Where you can now view that in an isolation pod. Where you can detonate, open up the document, and do all of that. So literally post forensics is something we end up integrating. Uh, when it comes to, you know, our product. Interesting.  
 

[00:23:41] Sean Martin: Interesting. So a lot of information there. I think the, the key for me, obviously, is first the visibility. 
 

Right, what's going on. Absolutely. And then the ability to put a policy in for control. Um, Final word as we, I think we're, I think we're about to wrap here Vic. That's um, I mean great, great stories from the customers. Is there anything, anything you want folks to know that we haven't talked about yet? In terms of getting started with SquareX and working with your team. 
 

I mean, you have a great research team, great R& D team. Um, clearly building great solution for folks. Um, talk to me about the engagement and the conversations and how folks. So,  
 

[00:24:25] Vivek Ramachandran: so I think, you know, what we love to do is kind of go in and tell people, go deploy SquareX for an entire month. No obligation and see the visibility that you're getting. 
 

You don't need to deploy any blocking policies, any mitigation policies. Interestingly, what ends up happening is literally in a week's time we get called back and they're like, Hey, you know what? We never knew that these kind of attacks were happening. And this scares us today because you know what? One of them could actually go successful and we could get hacked. 
 

So people immediately come back within a week's time and tell us, Hey Vivek, we can see all of these attack graphs. We can see that multiple people are getting attacked. How do we resolve it? And that unseen stuff. Exactly. Unseen stuff. Exactly. Because look in security, if you don't have visibility, you as an organization, as a CISO, as a head of security can't take decisions. 
 

So I think giving visibility is the first thing we do. And I think customers love that. Then they come back to us and say, you know what? Now tell us how we can block it. And that's the way we've kind of like done all our engagements.  
 

[00:25:31] Sean Martin: I love it. I love it.
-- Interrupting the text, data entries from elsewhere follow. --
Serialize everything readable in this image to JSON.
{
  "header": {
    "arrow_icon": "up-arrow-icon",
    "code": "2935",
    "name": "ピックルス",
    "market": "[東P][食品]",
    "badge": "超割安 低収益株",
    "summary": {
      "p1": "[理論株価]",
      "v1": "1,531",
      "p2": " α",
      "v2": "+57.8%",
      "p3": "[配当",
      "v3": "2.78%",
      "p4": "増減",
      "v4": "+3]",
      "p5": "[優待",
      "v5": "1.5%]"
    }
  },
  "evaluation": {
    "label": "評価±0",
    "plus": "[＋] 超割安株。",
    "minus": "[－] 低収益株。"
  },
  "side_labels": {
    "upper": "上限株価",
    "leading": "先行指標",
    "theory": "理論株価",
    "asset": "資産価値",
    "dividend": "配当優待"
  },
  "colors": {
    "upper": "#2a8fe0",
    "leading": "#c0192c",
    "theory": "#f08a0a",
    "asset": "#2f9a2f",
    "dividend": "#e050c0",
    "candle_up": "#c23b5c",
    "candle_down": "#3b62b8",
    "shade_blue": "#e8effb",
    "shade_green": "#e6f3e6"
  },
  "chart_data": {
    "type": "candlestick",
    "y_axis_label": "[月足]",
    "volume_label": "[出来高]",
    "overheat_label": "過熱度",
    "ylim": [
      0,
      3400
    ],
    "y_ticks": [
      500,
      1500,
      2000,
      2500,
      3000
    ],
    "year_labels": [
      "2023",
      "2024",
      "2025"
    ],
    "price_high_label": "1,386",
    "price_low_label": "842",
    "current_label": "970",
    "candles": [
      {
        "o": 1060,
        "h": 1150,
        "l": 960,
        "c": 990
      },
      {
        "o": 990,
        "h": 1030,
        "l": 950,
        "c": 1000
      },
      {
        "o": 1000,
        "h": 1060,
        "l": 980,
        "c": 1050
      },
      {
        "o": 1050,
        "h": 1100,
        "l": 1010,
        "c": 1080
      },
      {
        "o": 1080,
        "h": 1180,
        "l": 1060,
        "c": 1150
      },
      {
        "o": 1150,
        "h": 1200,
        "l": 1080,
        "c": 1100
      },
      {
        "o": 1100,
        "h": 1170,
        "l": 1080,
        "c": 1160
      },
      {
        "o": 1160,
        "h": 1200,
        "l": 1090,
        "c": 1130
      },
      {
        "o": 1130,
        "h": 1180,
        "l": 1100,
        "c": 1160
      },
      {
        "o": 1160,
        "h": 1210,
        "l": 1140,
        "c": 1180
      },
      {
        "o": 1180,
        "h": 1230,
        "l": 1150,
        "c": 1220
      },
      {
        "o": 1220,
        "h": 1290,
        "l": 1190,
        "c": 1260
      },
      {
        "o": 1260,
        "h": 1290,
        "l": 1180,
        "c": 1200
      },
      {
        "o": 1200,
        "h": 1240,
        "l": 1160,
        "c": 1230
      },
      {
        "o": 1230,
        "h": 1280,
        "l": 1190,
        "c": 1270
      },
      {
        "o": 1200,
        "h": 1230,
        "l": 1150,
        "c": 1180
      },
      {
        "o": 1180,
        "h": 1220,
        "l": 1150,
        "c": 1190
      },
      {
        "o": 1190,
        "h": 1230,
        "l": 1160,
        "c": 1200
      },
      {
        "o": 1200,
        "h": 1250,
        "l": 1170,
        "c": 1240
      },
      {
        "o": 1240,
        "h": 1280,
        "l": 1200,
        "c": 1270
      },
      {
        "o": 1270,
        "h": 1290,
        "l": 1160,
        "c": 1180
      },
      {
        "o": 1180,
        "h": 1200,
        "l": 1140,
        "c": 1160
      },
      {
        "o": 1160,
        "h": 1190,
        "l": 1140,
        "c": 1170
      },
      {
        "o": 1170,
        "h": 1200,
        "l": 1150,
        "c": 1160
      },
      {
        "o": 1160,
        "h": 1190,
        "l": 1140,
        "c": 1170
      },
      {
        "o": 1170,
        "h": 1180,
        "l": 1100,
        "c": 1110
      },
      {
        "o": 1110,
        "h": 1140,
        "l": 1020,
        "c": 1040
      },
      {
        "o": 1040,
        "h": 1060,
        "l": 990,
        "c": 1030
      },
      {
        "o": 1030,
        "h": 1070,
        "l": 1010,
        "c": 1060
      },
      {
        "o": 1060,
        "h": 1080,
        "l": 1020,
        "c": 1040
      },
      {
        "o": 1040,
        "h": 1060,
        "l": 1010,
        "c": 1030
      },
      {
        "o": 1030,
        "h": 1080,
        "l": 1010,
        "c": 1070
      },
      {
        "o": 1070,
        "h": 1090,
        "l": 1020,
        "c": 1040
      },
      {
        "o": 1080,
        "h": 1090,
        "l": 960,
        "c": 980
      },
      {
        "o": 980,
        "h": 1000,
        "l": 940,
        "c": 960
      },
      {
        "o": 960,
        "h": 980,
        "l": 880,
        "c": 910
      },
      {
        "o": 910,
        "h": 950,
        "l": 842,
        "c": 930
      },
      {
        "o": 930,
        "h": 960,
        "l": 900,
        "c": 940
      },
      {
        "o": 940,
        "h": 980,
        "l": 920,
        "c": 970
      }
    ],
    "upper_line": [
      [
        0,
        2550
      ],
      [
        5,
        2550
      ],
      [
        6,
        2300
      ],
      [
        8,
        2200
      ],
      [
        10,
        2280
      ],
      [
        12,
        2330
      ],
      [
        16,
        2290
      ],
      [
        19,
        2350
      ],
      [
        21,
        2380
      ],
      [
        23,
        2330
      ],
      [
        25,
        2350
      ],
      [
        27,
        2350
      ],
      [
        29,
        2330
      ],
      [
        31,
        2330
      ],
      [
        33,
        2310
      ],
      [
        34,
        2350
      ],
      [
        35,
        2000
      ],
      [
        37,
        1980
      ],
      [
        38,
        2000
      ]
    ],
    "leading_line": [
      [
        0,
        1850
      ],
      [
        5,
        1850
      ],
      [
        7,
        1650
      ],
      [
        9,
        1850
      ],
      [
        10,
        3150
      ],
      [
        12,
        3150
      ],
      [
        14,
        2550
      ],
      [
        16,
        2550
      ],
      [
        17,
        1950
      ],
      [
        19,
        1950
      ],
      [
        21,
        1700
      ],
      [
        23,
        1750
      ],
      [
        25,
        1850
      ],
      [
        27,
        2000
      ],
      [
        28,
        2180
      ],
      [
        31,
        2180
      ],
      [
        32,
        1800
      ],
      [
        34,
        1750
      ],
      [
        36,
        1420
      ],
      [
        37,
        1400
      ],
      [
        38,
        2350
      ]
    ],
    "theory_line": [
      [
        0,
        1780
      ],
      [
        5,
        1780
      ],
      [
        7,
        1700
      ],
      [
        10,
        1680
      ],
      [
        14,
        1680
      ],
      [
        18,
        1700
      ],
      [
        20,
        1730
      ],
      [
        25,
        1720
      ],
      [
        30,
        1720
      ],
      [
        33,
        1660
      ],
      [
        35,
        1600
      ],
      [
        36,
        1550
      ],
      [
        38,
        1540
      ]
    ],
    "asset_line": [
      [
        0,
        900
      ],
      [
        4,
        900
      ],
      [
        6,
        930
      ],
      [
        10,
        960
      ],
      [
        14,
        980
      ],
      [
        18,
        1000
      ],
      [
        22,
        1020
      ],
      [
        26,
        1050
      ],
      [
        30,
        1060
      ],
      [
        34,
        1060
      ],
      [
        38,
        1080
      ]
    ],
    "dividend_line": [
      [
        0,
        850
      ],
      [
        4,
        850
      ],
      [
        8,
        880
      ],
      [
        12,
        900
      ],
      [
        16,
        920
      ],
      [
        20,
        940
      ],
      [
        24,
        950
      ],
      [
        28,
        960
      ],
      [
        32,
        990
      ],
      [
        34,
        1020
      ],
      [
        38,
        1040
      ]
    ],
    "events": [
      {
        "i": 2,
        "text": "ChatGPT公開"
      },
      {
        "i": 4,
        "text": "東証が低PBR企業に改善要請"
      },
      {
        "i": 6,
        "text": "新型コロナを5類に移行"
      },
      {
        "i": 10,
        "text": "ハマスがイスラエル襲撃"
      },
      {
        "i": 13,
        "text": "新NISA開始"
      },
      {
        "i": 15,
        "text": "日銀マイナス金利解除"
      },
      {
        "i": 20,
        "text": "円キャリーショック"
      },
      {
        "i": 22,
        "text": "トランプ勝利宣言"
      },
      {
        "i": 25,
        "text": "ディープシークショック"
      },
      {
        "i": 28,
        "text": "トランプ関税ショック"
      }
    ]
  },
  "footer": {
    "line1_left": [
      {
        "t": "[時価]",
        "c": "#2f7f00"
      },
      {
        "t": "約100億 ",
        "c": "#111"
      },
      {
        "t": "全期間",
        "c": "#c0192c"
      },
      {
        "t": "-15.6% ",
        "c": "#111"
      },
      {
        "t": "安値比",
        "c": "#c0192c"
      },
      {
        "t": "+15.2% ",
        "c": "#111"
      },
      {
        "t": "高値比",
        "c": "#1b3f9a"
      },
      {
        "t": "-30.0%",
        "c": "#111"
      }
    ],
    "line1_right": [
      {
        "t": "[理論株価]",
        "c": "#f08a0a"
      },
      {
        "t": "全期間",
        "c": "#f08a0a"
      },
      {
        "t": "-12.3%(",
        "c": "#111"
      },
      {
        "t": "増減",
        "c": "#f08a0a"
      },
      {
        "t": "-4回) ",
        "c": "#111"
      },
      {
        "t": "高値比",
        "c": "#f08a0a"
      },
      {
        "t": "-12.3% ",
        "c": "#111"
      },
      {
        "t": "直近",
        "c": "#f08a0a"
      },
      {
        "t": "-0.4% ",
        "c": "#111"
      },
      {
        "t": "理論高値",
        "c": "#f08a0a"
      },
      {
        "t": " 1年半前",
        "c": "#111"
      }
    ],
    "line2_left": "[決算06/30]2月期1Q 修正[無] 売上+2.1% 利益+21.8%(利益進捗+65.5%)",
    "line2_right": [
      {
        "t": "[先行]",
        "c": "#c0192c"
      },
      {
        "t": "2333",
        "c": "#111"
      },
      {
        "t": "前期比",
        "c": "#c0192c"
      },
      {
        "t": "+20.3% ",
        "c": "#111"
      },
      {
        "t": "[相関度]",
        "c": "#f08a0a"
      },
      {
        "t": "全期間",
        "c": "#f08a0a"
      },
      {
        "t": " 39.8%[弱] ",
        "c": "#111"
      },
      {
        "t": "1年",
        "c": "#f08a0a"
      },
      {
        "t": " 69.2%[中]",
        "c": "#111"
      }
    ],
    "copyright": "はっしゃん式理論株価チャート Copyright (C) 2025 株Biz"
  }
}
Well, Vivek, it's been, been a pleasure chatting with you and I appreciate you telling the original origin story for SquareX and allowing me to dig a little deeper and understand how it works, how companies are using it and the benefit they're getting from it. 
 

Um, obviously I would encourage everybody to connect with you Vivek on LinkedIn. No funny business there. And if you have Squarex, it won't matter. Get the visibility. Get the visibility to start and, uh, from there you can actually take action, so. Thank you everybody for listening to this story from Squarex and Vivek and I hope you all have a great RSA conference and, uh, get some clarity. 
 

Get some visibility. Thank you everybody.  
 

[00:26:12] Vivek Ramachandran: Thank you so much for having me on the show. I mean, it's been an amazing discussion. Both the first time when we talked about the origin story And now when we've kind of unveiled, you know, kind of the superhero product. I know. For browser security at RSA.  
 

[00:26:24] Sean Martin: Gotta protect the browser. 
 

thank you so much. Thank you. Cheers everybody.